Что бы ты ни делал, ничего не поможет, надо просто лежать и болеть. Но поскольку этого нельзя, приходится ходить на съемки все равно. Мне повезло, у меня редко бывает температура. Если болеешь, на съемочной площадке хорошо помогает сладкий чай с лимоном и имбирь. Работает практически от всего, кроме насморка. Но вообще лучше не заболевать.
— Тут вопрос: и как это сделать?
— Наверное, есть какая-то профилактика, но я идеального способа не знаю. У меня странно организм устроен. Я могу долго держаться. А потом, не знаю почему, после долгого театрального или рабочего сезона в первый день отпуска я вдруг оказываюсь больная в стельку — и насморк, и кашель, все. Организм тебе сам говорит: ой, я тут что-то расслабился. Иммунитет как будто сам тут же идет в отпуск.
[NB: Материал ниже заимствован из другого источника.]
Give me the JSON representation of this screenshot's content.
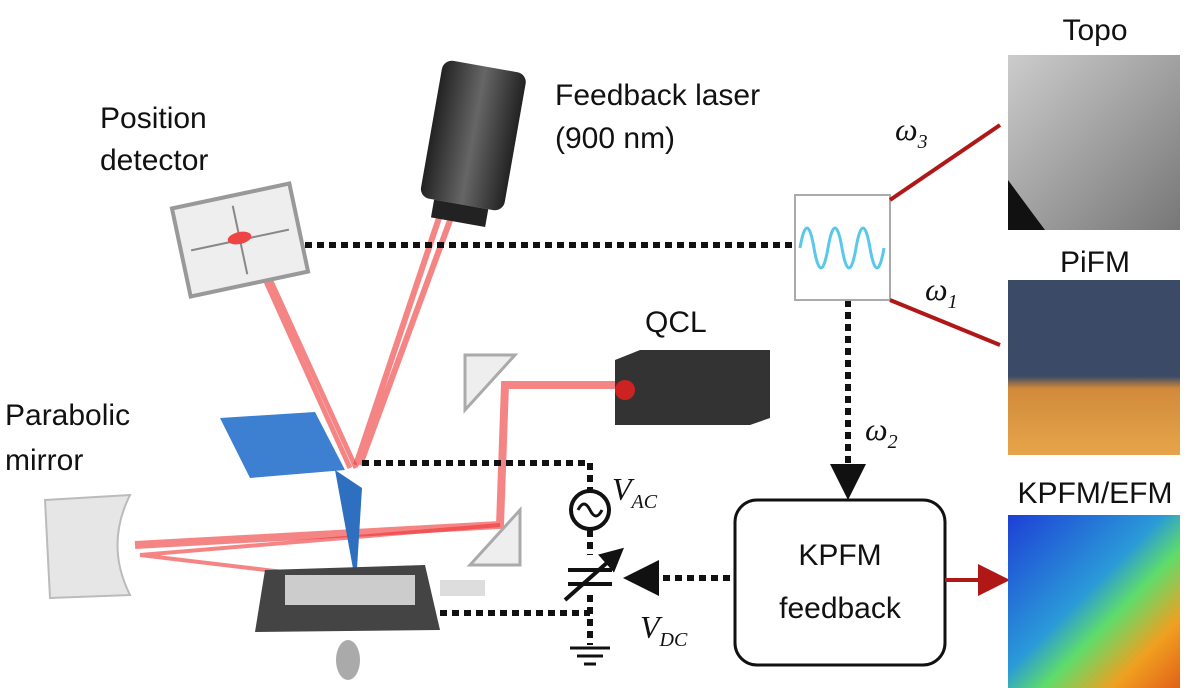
{
  "labels": {
    "topo": "Topo",
    "pifm": "PiFM",
    "kpfm_efm": "KPFM/EFM",
    "feedback_laser": [
      "Feedback laser",
      "(900 nm)"
    ],
    "position_detector": [
      "Position",
      "detector"
    ],
    "qcl": "QCL",
    "parabolic_mirror": [
      "Parabolic",
      "mirror"
    ],
    "kpfm_feedback": [
      "KPFM",
      "feedback"
    ]
  },
  "symbols": {
    "omega3": {
      "symbol": "ω",
      "sub": "3"
    },
    "omega1": {
      "symbol": "ω",
      "sub": "1"
    },
    "omega2": {
      "symbol": "ω",
      "sub": "2"
    },
    "vac": {
      "symbol": "V",
      "sub": "AC"
    },
    "vdc": {
      "symbol": "V",
      "sub": "DC"
    }
  }
}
Недавно, после съемок очередного «Последнего богатыря», когда было много экспедиций, я приехала в Москву, и сразу же у меня три дня свободных в расписании появились перед гастролями по Сибири. И что вы думаете? Я проснулась утром заболевшая. Организм расслабляется, ему не надо завтра вставать в четыре часа.
— Вам просто противопоказано не работать. Как вы видите развитие своей актерской истории? Чего хочется?
— Хочется какой-то интересной картины или какого-то интересного спектакля. Сейчас у меня есть три театральных предложения, одно другого лучше. Нужно выбрать и не ошибиться.